Sunday, January 04, 2009

expert in what?

I picked up a copy of The Black Swan for AU$10 yesterday and rereading it, I came across a reference to the work of James Shanteau, in particular, this paper from 1992.

It's interesting because it suggests that the performance and reliability of experts is dependent on their field - we can't expect stock brokers to be as accurate as weather forecasters. It also means that we should be suspicious of those who claim expertise in "dynamic areas" - your mileage may vary...

3 comments:

Unknown said...

Most of the reading that I have done shows that forecasts by experts are no more accurate than those by non-experts. It does not matter about the field. What works is structured analogies and simulated interaction. See Scott Armstrong's work for more information.

Matt M said...

Luke - Thanks for the Scott Armstrong tip. When you say "forecasts by experts are no more accurate than those by non-experts", it does depend on what is being "forecast". A chemist should be able to predict the behaviour of well-understood chemical compounds in a lab more accurately than a non-chemist. An astronomer can forecast where a comet will be years in advance. But I suspect that is not the kind of "forecast" you are talking about.

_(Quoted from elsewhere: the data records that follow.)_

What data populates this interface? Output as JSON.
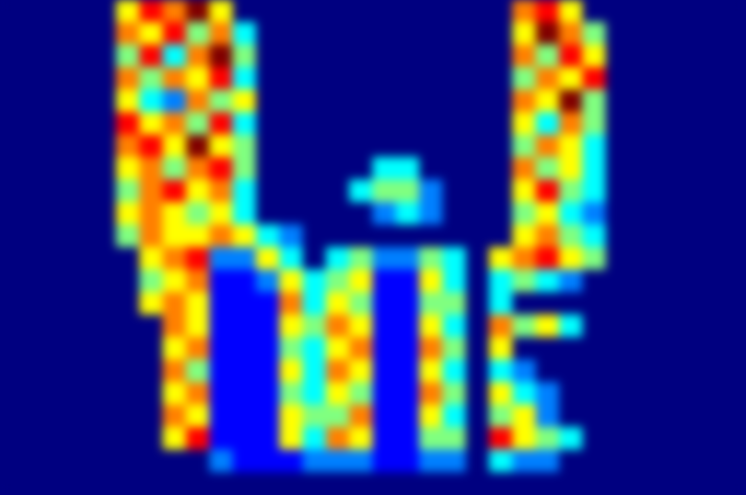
{
  "chart_data": {
    "type": "heatmap",
    "xlim": [
      0,
      32
    ],
    "ylim": [
      0,
      22
    ],
    "tick_labels": false,
    "cells": [
      [
        0,
        0,
        0,
        0,
        0,
        5,
        7,
        6,
        8,
        5,
        0,
        0,
        0,
        0,
        0,
        0,
        0,
        0,
        0,
        0,
        0,
        0,
        6,
        7,
        5,
        0,
        0,
        0,
        0,
        0,
        0,
        0
      ],
      [
        0,
        0,
        0,
        0,
        0,
        6,
        5,
        7,
        4,
        6,
        3,
        0,
        0,
        0,
        0,
        0,
        0,
        0,
        0,
        0,
        0,
        0,
        5,
        8,
        6,
        4,
        0,
        0,
        0,
        0,
        0,
        0
      ],
      [
        0,
        0,
        0,
        0,
        0,
        4,
        7,
        3,
        6,
        8,
        4,
        0,
        0,
        0,
        0,
        0,
        0,
        0,
        0,
        0,
        0,
        0,
        6,
        4,
        7,
        5,
        0,
        0,
        0,
        0,
        0,
        0
      ],
      [
        0,
        0,
        0,
        0,
        0,
        6,
        4,
        6,
        5,
        7,
        3,
        0,
        0,
        0,
        0,
        0,
        0,
        0,
        0,
        0,
        0,
        0,
        4,
        6,
        5,
        7,
        0,
        0,
        0,
        0,
        0,
        0
      ],
      [
        0,
        0,
        0,
        0,
        0,
        5,
        3,
        2,
        6,
        4,
        5,
        0,
        0,
        0,
        0,
        0,
        0,
        0,
        0,
        0,
        0,
        0,
        6,
        5,
        8,
        4,
        0,
        0,
        0,
        0,
        0,
        0
      ],
      [
        0,
        0,
        0,
        0,
        0,
        7,
        5,
        6,
        4,
        7,
        3,
        0,
        0,
        0,
        0,
        0,
        0,
        0,
        0,
        0,
        0,
        0,
        5,
        3,
        6,
        4,
        0,
        0,
        0,
        0,
        0,
        0
      ],
      [
        0,
        0,
        0,
        0,
        0,
        6,
        7,
        5,
        8,
        5,
        4,
        0,
        0,
        0,
        0,
        0,
        0,
        0,
        0,
        0,
        0,
        0,
        4,
        6,
        5,
        3,
        0,
        0,
        0,
        0,
        0,
        0
      ],
      [
        0,
        0,
        0,
        0,
        0,
        5,
        6,
        4,
        6,
        7,
        4,
        0,
        0,
        0,
        0,
        0,
        3,
        3,
        0,
        0,
        0,
        0,
        6,
        4,
        5,
        3,
        0,
        0,
        0,
        0,
        0,
        0
      ],
      [
        0,
        0,
        0,
        0,
        0,
        4,
        6,
        7,
        5,
        6,
        3,
        0,
        0,
        0,
        0,
        3,
        4,
        4,
        2,
        0,
        0,
        0,
        5,
        7,
        4,
        3,
        0,
        0,
        0,
        0,
        0,
        0
      ],
      [
        0,
        0,
        0,
        0,
        0,
        5,
        6,
        5,
        4,
        5,
        3,
        0,
        0,
        0,
        0,
        0,
        2,
        3,
        2,
        0,
        0,
        0,
        4,
        5,
        3,
        2,
        0,
        0,
        0,
        0,
        0,
        0
      ],
      [
        0,
        0,
        0,
        0,
        0,
        4,
        6,
        5,
        5,
        6,
        5,
        3,
        2,
        0,
        0,
        0,
        0,
        0,
        0,
        0,
        0,
        0,
        5,
        6,
        4,
        3,
        0,
        0,
        0,
        0,
        0,
        0
      ],
      [
        0,
        0,
        0,
        0,
        0,
        0,
        5,
        6,
        7,
        2,
        2,
        5,
        3,
        0,
        3,
        4,
        2,
        2,
        4,
        3,
        0,
        5,
        6,
        7,
        5,
        4,
        0,
        0,
        0,
        0,
        0,
        0
      ],
      [
        0,
        0,
        0,
        0,
        0,
        0,
        4,
        5,
        6,
        1,
        1,
        2,
        5,
        3,
        4,
        5,
        1,
        1,
        5,
        3,
        0,
        3,
        4,
        3,
        2,
        0,
        0,
        0,
        0,
        0,
        0,
        0
      ],
      [
        0,
        0,
        0,
        0,
        0,
        0,
        5,
        6,
        5,
        1,
        1,
        1,
        6,
        3,
        5,
        4,
        1,
        1,
        4,
        4,
        0,
        3,
        0,
        0,
        0,
        0,
        0,
        0,
        0,
        0,
        0,
        0
      ],
      [
        0,
        0,
        0,
        0,
        0,
        0,
        0,
        6,
        5,
        1,
        1,
        1,
        5,
        4,
        6,
        5,
        1,
        1,
        5,
        3,
        0,
        6,
        4,
        5,
        3,
        0,
        0,
        0,
        0,
        0,
        0,
        0
      ],
      [
        0,
        0,
        0,
        0,
        0,
        0,
        0,
        5,
        6,
        1,
        1,
        1,
        4,
        3,
        5,
        6,
        1,
        1,
        6,
        4,
        0,
        5,
        0,
        0,
        0,
        0,
        0,
        0,
        0,
        0,
        0,
        0
      ],
      [
        0,
        0,
        0,
        0,
        0,
        0,
        0,
        6,
        4,
        1,
        1,
        1,
        5,
        3,
        6,
        5,
        1,
        1,
        5,
        3,
        0,
        3,
        2,
        0,
        0,
        0,
        0,
        0,
        0,
        0,
        0,
        0
      ],
      [
        0,
        0,
        0,
        0,
        0,
        0,
        0,
        5,
        6,
        1,
        1,
        1,
        4,
        3,
        5,
        4,
        1,
        1,
        6,
        4,
        0,
        5,
        3,
        2,
        0,
        0,
        0,
        0,
        0,
        0,
        0,
        0
      ],
      [
        0,
        0,
        0,
        0,
        0,
        0,
        0,
        6,
        5,
        1,
        1,
        1,
        5,
        4,
        4,
        6,
        1,
        1,
        5,
        3,
        0,
        4,
        5,
        2,
        0,
        0,
        0,
        0,
        0,
        0,
        0,
        0
      ],
      [
        0,
        0,
        0,
        0,
        0,
        0,
        0,
        5,
        7,
        1,
        1,
        1,
        5,
        3,
        6,
        5,
        1,
        1,
        4,
        4,
        0,
        7,
        5,
        4,
        3,
        0,
        0,
        0,
        0,
        0,
        0,
        0
      ],
      [
        0,
        0,
        0,
        0,
        0,
        0,
        0,
        0,
        0,
        2,
        1,
        1,
        1,
        2,
        2,
        2,
        1,
        1,
        2,
        2,
        0,
        3,
        2,
        2,
        0,
        0,
        0,
        0,
        0,
        0,
        0,
        0
      ],
      [
        0,
        0,
        0,
        0,
        0,
        0,
        0,
        0,
        0,
        0,
        0,
        0,
        0,
        0,
        0,
        0,
        0,
        0,
        0,
        0,
        0,
        0,
        0,
        0,
        0,
        0,
        0,
        0,
        0,
        0,
        0,
        0
      ]
    ]
  }
}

Economic and political experts do have lousy track records (c.f. the work of Philip Tetlock).

Unknown said...

From memory Matt (I saw a presentation by Scott at an organisational foresight conference in Scotland 4 years ago), it refers to experts in the softer sciences rather than those that have more proven tests. Things like economics (how many experts warned of the impending credit crisis), society, politics (a bit easier) and culture. Best to remember that trends are only trends until they are disrupted - which happens quite frequently!